I lightly packed one storage crock (see picture above) with some kraut, poured a little slightly salted water over it, and placed it in the fridge.

Ready to go!

Sauerkraut Update

So, I pulled about a 1/4 cup of kraut out of the crock yesterday for Lauren to try. It clearly needs some more time, but Lauren really enjoyed it.

I’ve moved the crock to the top of the fridge, so it will be a little warmer and help speed up the process. It’s currently been fermenting for 8 days, and the temperature has been in the 60s and 70s.

My First Batch of Sauerkraut


I started my first batch of sauerkraut on Saturday afternoon, anxious to start using the fermentation crock that I had ordered for Lauren for Valentine’s Day.


I cut up 3 heads of cabbage, but now I’m wishing I had cut up 4 or maybe even 5. I just wasn’t sure it was all going to fit, but now (just 5 days later), the crock is only about 1/2 full.

I used about 3 tablespoons of sea salt and sprinkled it over about every 1/2 head of cabbage just as I was adding it to the crock. I lightly pressed the cabbage down, as I filled the crock, and only pressed more firmly once the crock was full.

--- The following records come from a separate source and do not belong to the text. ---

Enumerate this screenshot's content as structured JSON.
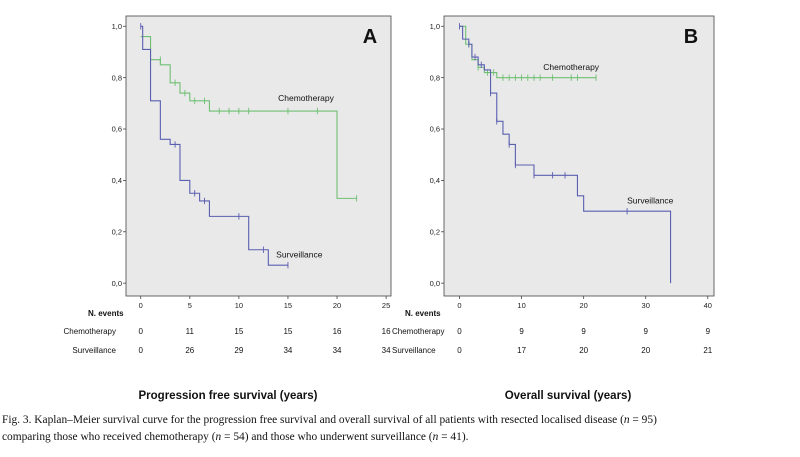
{
  "chart_data": [
    {
      "type": "line",
      "panel": "A",
      "xlabel": "Progression free survival (years)",
      "x_ticks": [
        0,
        5,
        10,
        15,
        20,
        25
      ],
      "y_ticks": [
        "0,0",
        "0,2",
        "0,4",
        "0,6",
        "0,8",
        "1,0"
      ],
      "xlim": [
        -1.5,
        25.5
      ],
      "ylim": [
        -0.05,
        1.04
      ],
      "grid": false,
      "series": [
        {
          "name": "Chemotherapy",
          "color": "#6fbf73",
          "steps": [
            [
              0,
              0.96
            ],
            [
              1,
              0.87
            ],
            [
              2,
              0.85
            ],
            [
              3,
              0.78
            ],
            [
              4,
              0.74
            ],
            [
              5,
              0.71
            ],
            [
              7,
              0.67
            ],
            [
              20,
              0.33
            ],
            [
              22,
              0.33
            ]
          ],
          "censored": [
            [
              2,
              0.87
            ],
            [
              3.5,
              0.78
            ],
            [
              4.5,
              0.74
            ],
            [
              5.5,
              0.71
            ],
            [
              6.5,
              0.71
            ],
            [
              8,
              0.67
            ],
            [
              9,
              0.67
            ],
            [
              10,
              0.67
            ],
            [
              11,
              0.67
            ],
            [
              15,
              0.67
            ],
            [
              18,
              0.67
            ],
            [
              22,
              0.33
            ]
          ]
        },
        {
          "name": "Surveillance",
          "color": "#5a5fb0",
          "steps": [
            [
              0,
              1.0
            ],
            [
              0.2,
              0.91
            ],
            [
              1,
              0.71
            ],
            [
              2,
              0.56
            ],
            [
              3,
              0.54
            ],
            [
              4,
              0.4
            ],
            [
              5,
              0.35
            ],
            [
              6,
              0.32
            ],
            [
              7,
              0.26
            ],
            [
              11,
              0.13
            ],
            [
              13,
              0.07
            ],
            [
              15,
              0.07
            ]
          ],
          "censored": [
            [
              0,
              1.0
            ],
            [
              3.5,
              0.54
            ],
            [
              5.5,
              0.35
            ],
            [
              6.5,
              0.32
            ],
            [
              10,
              0.26
            ],
            [
              12.5,
              0.13
            ],
            [
              15,
              0.07
            ]
          ]
        }
      ],
      "annotations": [
        {
          "text": "Chemotherapy",
          "x": 14,
          "y": 0.71
        },
        {
          "text": "Surveillance",
          "x": 13.8,
          "y": 0.1
        }
      ],
      "risk_table": {
        "header": "N. events",
        "rows": [
          {
            "label": "Chemotherapy",
            "values": [
              "0",
              "11",
              "15",
              "15",
              "16",
              "16"
            ]
          },
          {
            "label": "Surveillance",
            "values": [
              "0",
              "26",
              "29",
              "34",
              "34",
              "34"
            ]
          }
        ]
      }
    },
    {
      "type": "line",
      "panel": "B",
      "xlabel": "Overall survival (years)",
      "x_ticks": [
        0,
        10,
        20,
        30,
        40
      ],
      "y_ticks": [
        "0,0",
        "0,2",
        "0,4",
        "0,6",
        "0,8",
        "1,0"
      ],
      "xlim": [
        -2.5,
        41
      ],
      "ylim": [
        -0.05,
        1.04
      ],
      "grid": false,
      "series": [
        {
          "name": "Chemotherapy",
          "color": "#6fbf73",
          "steps": [
            [
              0,
              1.0
            ],
            [
              1,
              0.93
            ],
            [
              2,
              0.87
            ],
            [
              3,
              0.84
            ],
            [
              4,
              0.82
            ],
            [
              6,
              0.8
            ],
            [
              22,
              0.8
            ]
          ],
          "censored": [
            [
              1.5,
              0.93
            ],
            [
              3,
              0.84
            ],
            [
              4.5,
              0.82
            ],
            [
              5.5,
              0.82
            ],
            [
              7,
              0.8
            ],
            [
              8,
              0.8
            ],
            [
              9,
              0.8
            ],
            [
              10,
              0.8
            ],
            [
              11,
              0.8
            ],
            [
              12,
              0.8
            ],
            [
              13,
              0.8
            ],
            [
              15,
              0.8
            ],
            [
              18,
              0.8
            ],
            [
              19,
              0.8
            ],
            [
              22,
              0.8
            ]
          ]
        },
        {
          "name": "Surveillance",
          "color": "#5a5fb0",
          "steps": [
            [
              0,
              1.0
            ],
            [
              0.5,
              0.95
            ],
            [
              1.5,
              0.93
            ],
            [
              2,
              0.88
            ],
            [
              3,
              0.85
            ],
            [
              4,
              0.83
            ],
            [
              5,
              0.74
            ],
            [
              6,
              0.63
            ],
            [
              7,
              0.58
            ],
            [
              8,
              0.54
            ],
            [
              9,
              0.46
            ],
            [
              12,
              0.42
            ],
            [
              19,
              0.34
            ],
            [
              20,
              0.28
            ],
            [
              34,
              0.0
            ]
          ],
          "censored": [
            [
              0,
              1.0
            ],
            [
              1.5,
              0.93
            ],
            [
              2.5,
              0.88
            ],
            [
              3.5,
              0.85
            ],
            [
              5,
              0.74
            ],
            [
              6,
              0.63
            ],
            [
              8,
              0.54
            ],
            [
              9,
              0.46
            ],
            [
              12,
              0.42
            ],
            [
              15,
              0.42
            ],
            [
              17,
              0.42
            ],
            [
              27,
              0.28
            ]
          ]
        }
      ],
      "annotations": [
        {
          "text": "Chemotherapy",
          "x": 13.5,
          "y": 0.83
        },
        {
          "text": "Surveillance",
          "x": 27,
          "y": 0.31
        }
      ],
      "risk_table": {
        "header": "N. events",
        "rows": [
          {
            "label": "Chemotherapy",
            "values": [
              "0",
              "9",
              "9",
              "9",
              "9"
            ]
          },
          {
            "label": "Surveillance",
            "values": [
              "0",
              "17",
              "20",
              "20",
              "21"
            ]
          }
        ]
      }
    }
  ],
  "caption": {
    "p1": "Fig. 3.  Kaplan–Meier survival curve for the progression free survival and overall survival of all patients with resected localised disease (",
    "v1": "n",
    "p2": " = 95)",
    "p3": "comparing those who received chemotherapy (",
    "v2": "n",
    "p4": " = 54) and those who underwent surveillance (",
    "v3": "n",
    "p5": " = 41)."
  }
}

Then, I re-read the recipe, which indicated I should probably have been pressing more firmly, as I went along, to start releasing the moisture from the cabbage. I then placed the fermentation weight stone over the cabbage.

I checked it a few times over the first 24 hours, waiting to see if the moisture (brine) would cover the cabbage. It did not, either because I didn’t compress the cabbage enough, or the cabbage was dry or old. So, following the recipe, I added more salt and water; this took about 1 tsp salt in 1 cup of water to bring the level to the top.

I’ve been peeking at the mixture every day and taking a whiff to try and gauge its progress. Not really sure what to expect, so I’ll be pulling some out on Saturday (one full week) to try it.